Kimberley Motley, The Lawyer Who Fights Against Outrages / 14ymedio

14ymedio bigger14ymedio, Havana, 17December 2016 — The US lawyer arrested Friday in Havana could become a nightmare for the Cuban government. Kimberley Motley traveled to Cuba to advise on the case of the artist Danilo Maldonado, known as El Sexto (The Sixth), and was arrested and held for some hours, prompting a wave of international condemnation.

Motley has worked in environments such as Afghanistan where she traveled in 2008 as part of a legal aid program. During her nine-month stay in the country she understood “how laws that were meant to protect people were being underused, while brutal and illegal measures were being overused.”

The American lawyer became the first foreigner to litigate in the Afghan courts, an experience that helped her realize that “the lack of justice is not only a problem in Afghanistan, but a global problem.”

During the more than ten years she has practiced law, Motley has represented people ranging from high-ranking executives of prestigious companies, to Afghan girls with few resources. The premise of her work is “to work the system from within,” and to use “the laws in the way they are meant to be used.”

Born in 1976 in Milwaukee, United States, Motley won the Miss Wisconsin beauty pageant in 2004 and is the mother of three children.

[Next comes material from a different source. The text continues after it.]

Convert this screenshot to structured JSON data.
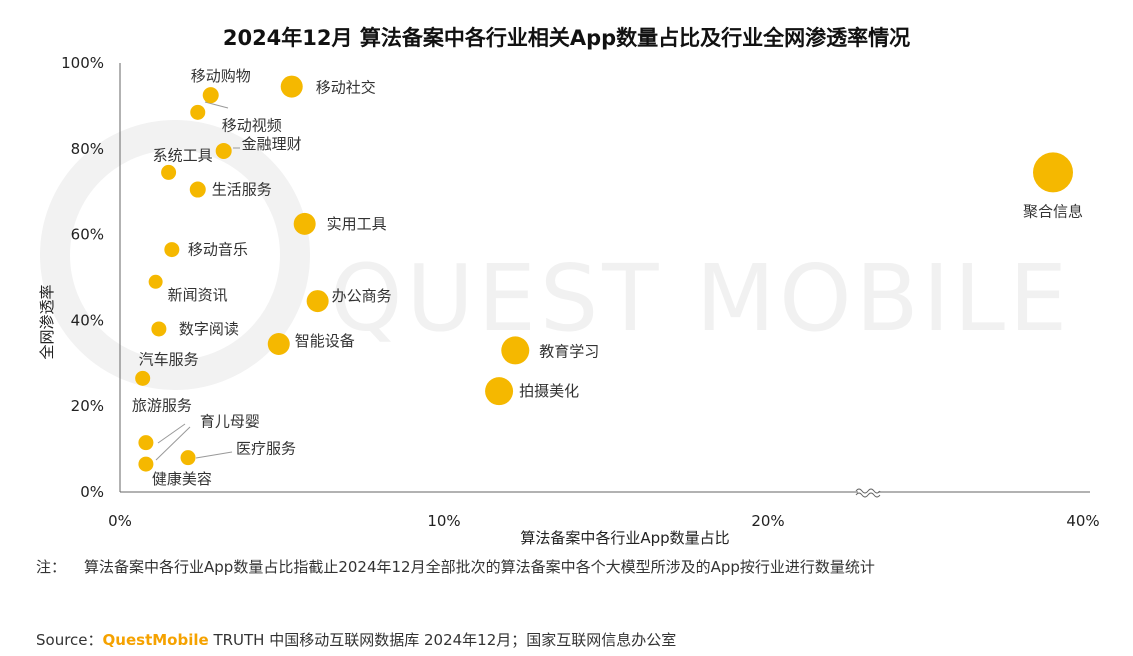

The lawyer believes that many injustices are committed because people do not know “what their rights are,” laws are “supplanted or ignored by tribal customs” or there are no “lawyers who are willing to fight for those laws.”

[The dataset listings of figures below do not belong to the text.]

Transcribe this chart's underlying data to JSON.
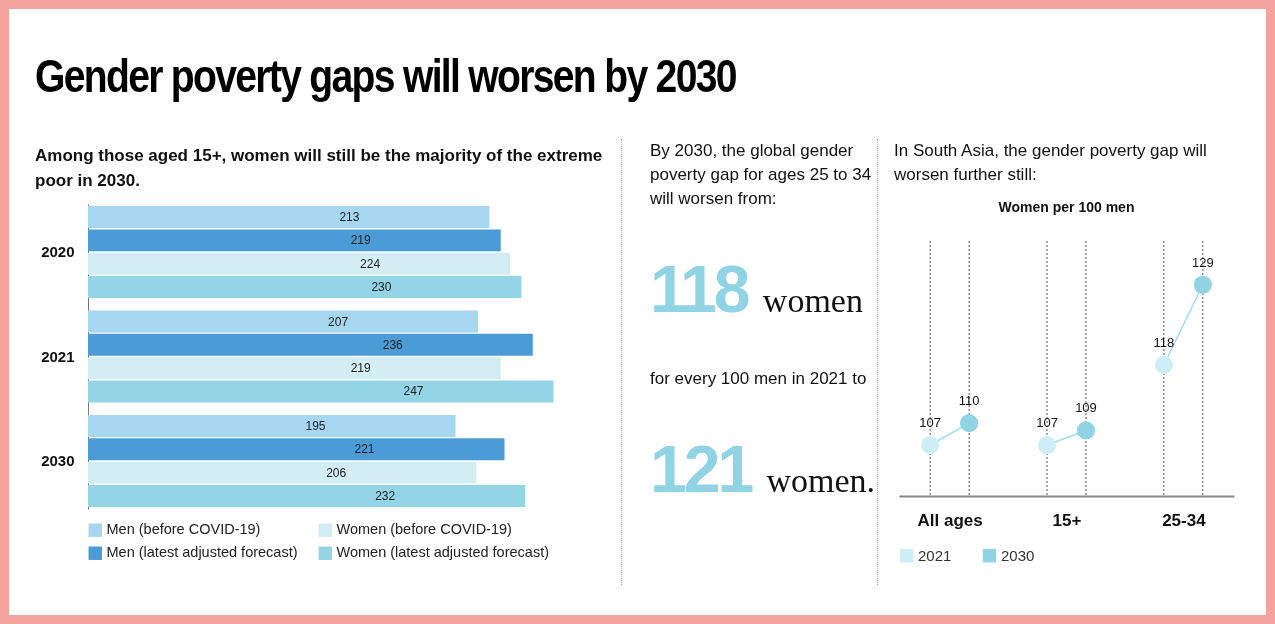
{
  "chart_data": [
    {
      "type": "bar",
      "orientation": "horizontal",
      "title": "Gender poverty gaps will worsen by 2030",
      "subtitle": "Among those aged 15+, women will still be the majority of the extreme poor in 2030.",
      "categories": [
        "2020",
        "2021",
        "2030"
      ],
      "series": [
        {
          "name": "Men (before COVID-19)",
          "color": "#a6d6f0",
          "values": [
            213,
            207,
            195
          ]
        },
        {
          "name": "Men (latest adjusted forecast)",
          "color": "#4a9bd6",
          "values": [
            219,
            236,
            221
          ]
        },
        {
          "name": "Women (before COVID-19)",
          "color": "#d3edf4",
          "values": [
            224,
            219,
            206
          ]
        },
        {
          "name": "Women (latest adjusted forecast)",
          "color": "#93d5e6",
          "values": [
            230,
            247,
            232
          ]
        }
      ],
      "data_labels": true,
      "legend": "bottom"
    },
    {
      "type": "other",
      "annotations": [
        "By 2030, the global gender poverty gap for ages 25 to 34 will worsen from:",
        "118 women",
        "for every 100 men in 2021 to",
        "121 women."
      ]
    },
    {
      "type": "scatter",
      "title": "In South Asia, the gender poverty gap will worsen further still:",
      "subtitle": "Women per 100 men",
      "categories": [
        "All ages",
        "15+",
        "25-34"
      ],
      "series": [
        {
          "name": "2021",
          "color": "#cdeef6",
          "values": [
            107,
            107,
            118
          ]
        },
        {
          "name": "2030",
          "color": "#8fd3e5",
          "values": [
            110,
            109,
            129
          ]
        }
      ],
      "data_labels": true,
      "legend": "bottom left",
      "grid": "x"
    }
  ]
}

These premises brought her to Havana this December to advise on the case of the graffiti artist El Sexto, detained since November 26 after painting a graffiti about the death of Fidel Castro with two simple words: “Se fue” (He’s gone).

Motley’s arrest this Friday adds to the risks that she has experienced in her career. “I have been temporarily detained. I have been accused of running a brothel, accused of being a spy,” she says in a Ted Talk that has gone viral on the internet.

The lawyer points out that for all the risks she runs, her clients run “much greater risks, because they have much more to lose if their cases are not heard.”

This Saturday the attorney was released but the echoes of her arrest are just beginning. A figure with great media and public impact, Motley calls “to create a world economy of human rights and that we all become global investors in human rights.”